Paninya’s story helps to reinforce that. Ed’s story is fairly unusual, of course. Most of the people who wear auto-mail didn’t lose their limbs in forbidden alchemical experiments, but in the war or as a result of accidents. It’s explained that the boom in auto-mail demand is related to the Ishbalan war, which has already been established as brutal and, well, kind of genocidal actually. Paninya isn’t part of this larger political context either, but it is invoked as a backdrop and will certainly be addressed again later. Paninya, however, lost her legs in a train accident, in which her parents were also killed, and she lived for some time as a legless beggar child before being picked up (literally) by Dominic. Her story is less dramatic than Ed’s, but it’s no less sad. This brings me back to some of the things I said about the anime and how deftly this story deals with disability. I’ve called Ed a Byronic hero; he broods a lot, suffers from a tragic backstory, has the abilities of a genius, and struggles against the world. Arakawa often undercuts this by making fun of his ego a little, and here she does undercuts it a little more subtly by showing that tragedy is mundane. Paninya lost her legs and her family, and although her life is better now, she’s still living as a pickpocket, but she is cheerful about it and she doesn’t sulk like Ed. There’s a whole town of auto-mail engineers here; there is therefore a sufficient population of amputees of one sort or another to keep an entire town in business. Ed’s not special. He’s a character who happens to have a disability but has a lot of other things going on; disability isn’t a tragedy that defines his character (or Paninya’s). Of course, something could be said about Dominic’s unilateral decision to kidnap Paninya and perform surgery on her without her consent–well, this isn’t perfect.

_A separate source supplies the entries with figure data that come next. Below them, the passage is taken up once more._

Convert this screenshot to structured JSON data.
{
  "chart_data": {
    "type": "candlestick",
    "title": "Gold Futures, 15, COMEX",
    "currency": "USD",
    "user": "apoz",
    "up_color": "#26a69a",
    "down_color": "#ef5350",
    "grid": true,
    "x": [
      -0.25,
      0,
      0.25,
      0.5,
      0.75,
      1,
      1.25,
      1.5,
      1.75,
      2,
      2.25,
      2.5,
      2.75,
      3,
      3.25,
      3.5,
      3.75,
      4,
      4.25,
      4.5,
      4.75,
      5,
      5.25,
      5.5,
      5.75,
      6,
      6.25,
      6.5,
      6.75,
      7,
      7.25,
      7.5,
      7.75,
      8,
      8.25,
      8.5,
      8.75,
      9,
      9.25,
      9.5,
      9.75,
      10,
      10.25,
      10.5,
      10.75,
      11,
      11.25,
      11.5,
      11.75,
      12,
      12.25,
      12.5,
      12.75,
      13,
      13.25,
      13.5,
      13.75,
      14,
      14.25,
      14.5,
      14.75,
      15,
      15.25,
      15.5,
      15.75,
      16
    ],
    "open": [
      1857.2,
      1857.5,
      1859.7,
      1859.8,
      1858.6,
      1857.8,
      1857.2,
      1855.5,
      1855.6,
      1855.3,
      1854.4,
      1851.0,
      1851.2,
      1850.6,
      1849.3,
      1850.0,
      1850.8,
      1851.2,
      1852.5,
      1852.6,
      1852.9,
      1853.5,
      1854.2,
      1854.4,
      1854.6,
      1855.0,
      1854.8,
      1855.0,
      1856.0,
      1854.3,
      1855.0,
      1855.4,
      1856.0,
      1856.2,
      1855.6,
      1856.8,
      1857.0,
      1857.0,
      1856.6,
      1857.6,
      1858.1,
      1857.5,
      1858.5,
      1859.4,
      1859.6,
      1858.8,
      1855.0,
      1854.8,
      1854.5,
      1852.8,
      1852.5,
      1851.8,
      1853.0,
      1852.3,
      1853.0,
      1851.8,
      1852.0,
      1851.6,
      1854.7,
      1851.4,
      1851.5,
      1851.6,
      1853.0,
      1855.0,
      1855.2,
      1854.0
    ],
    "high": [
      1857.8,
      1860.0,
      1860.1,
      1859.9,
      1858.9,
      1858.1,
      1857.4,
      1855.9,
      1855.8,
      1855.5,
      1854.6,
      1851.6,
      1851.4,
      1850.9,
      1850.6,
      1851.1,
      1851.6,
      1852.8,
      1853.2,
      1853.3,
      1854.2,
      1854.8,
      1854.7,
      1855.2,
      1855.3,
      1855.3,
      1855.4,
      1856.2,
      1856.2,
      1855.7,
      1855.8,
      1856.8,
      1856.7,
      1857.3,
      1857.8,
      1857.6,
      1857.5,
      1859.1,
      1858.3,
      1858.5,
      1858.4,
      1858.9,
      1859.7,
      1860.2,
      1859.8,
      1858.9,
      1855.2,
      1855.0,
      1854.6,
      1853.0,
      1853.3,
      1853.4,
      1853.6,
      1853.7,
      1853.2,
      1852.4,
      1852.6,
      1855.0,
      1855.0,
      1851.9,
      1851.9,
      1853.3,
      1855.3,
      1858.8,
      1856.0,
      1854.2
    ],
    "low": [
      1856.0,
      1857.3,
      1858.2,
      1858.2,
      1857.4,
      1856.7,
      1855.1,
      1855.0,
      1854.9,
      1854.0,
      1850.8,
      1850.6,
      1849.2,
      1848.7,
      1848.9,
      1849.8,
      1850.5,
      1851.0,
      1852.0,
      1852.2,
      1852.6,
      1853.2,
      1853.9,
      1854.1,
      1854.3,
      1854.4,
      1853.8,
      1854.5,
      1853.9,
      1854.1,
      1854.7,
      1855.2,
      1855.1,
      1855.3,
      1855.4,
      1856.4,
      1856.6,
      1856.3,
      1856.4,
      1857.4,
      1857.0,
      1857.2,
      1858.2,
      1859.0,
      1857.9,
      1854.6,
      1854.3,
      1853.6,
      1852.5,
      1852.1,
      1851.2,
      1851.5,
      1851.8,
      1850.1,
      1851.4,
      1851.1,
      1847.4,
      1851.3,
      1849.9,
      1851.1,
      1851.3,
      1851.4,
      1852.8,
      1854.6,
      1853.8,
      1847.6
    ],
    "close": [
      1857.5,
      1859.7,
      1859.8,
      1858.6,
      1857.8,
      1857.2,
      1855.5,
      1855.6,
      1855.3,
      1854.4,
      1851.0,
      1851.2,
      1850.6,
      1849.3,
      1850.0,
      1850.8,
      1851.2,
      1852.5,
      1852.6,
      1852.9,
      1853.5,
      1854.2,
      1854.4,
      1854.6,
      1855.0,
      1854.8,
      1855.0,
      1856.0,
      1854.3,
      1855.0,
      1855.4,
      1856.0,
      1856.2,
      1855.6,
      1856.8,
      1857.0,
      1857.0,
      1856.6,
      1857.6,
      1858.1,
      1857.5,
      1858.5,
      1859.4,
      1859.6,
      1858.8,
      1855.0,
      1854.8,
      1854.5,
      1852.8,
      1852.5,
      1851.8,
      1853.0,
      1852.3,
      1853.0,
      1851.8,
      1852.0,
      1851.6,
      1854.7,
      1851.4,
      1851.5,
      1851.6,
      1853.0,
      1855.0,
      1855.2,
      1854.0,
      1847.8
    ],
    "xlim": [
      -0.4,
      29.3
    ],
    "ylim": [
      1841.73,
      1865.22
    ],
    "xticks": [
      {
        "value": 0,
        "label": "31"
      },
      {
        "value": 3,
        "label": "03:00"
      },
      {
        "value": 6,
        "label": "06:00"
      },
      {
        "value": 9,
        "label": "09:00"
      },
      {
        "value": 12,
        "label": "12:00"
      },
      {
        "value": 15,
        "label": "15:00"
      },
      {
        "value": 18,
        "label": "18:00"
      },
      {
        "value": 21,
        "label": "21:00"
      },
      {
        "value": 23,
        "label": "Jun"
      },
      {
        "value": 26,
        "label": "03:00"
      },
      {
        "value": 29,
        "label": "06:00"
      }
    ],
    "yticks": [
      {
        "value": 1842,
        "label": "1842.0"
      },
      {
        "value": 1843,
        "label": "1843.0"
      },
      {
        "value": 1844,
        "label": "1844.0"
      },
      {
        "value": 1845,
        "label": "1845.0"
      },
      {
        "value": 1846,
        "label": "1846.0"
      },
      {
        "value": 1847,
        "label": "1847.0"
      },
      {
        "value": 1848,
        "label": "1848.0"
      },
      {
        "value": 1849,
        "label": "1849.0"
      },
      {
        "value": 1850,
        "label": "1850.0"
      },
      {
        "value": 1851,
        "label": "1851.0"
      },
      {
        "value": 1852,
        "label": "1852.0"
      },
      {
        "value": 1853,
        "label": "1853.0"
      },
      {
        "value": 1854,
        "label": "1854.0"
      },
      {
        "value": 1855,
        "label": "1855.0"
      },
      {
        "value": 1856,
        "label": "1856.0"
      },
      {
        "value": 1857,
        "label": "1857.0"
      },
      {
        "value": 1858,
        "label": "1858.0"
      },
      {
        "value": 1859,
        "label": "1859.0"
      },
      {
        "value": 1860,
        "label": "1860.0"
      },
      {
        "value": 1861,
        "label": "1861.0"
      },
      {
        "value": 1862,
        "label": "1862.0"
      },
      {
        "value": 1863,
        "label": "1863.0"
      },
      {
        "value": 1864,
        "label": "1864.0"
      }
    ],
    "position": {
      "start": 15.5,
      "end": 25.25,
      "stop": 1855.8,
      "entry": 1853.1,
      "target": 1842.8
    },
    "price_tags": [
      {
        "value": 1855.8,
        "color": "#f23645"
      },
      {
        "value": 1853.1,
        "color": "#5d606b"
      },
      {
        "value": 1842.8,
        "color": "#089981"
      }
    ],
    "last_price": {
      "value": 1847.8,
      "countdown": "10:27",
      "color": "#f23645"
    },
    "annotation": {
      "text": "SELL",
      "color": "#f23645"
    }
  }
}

In any case, Winry is interested in this story, and in fact she settles into this family just as easily as she did into the Hughes family. She scolds Paninya and encourages her to adopt an honest trade and give up her pickpocketing business. She interacts with the grumpy, unfriendly Dominic and asks him to take her on as his apprentice (he refuses, twice, but he is pleased by her appreciation for his work, and in the end, he agrees to find her another master). And of course, she delivers Satera’s baby.

I’m hoping that the story picks up her apprenticeship again and we see how she is progressing later on. In the anime, her story isn’t carried through as much as I would have liked it to be, but there’s more setup here, and more time spent on her, so I’m hopeful we’ll see the continuation. It also appears that Dominic is Pinako’s ex, which is hilarious and I want to see more about that for sure. In any case, delivering the baby is set up as something of a test for Winry, a stressful situation she hasn’t seen before in which she needs to perform well. She does, and she and Ed part as equals who respect each other. This works a little better for me than the relationship they have in the anime, in which she sometimes seems to be under the impression that she owns his arm and he constantly rolls his eyes at her. Here–well, Ed certainly quarrels with her interference and general motherliness in volume 4, but their relationship seems to mature over the course of these two volumes.

(Yes, this is a little disorganized, Let’s see if I do better writing about Izumi!)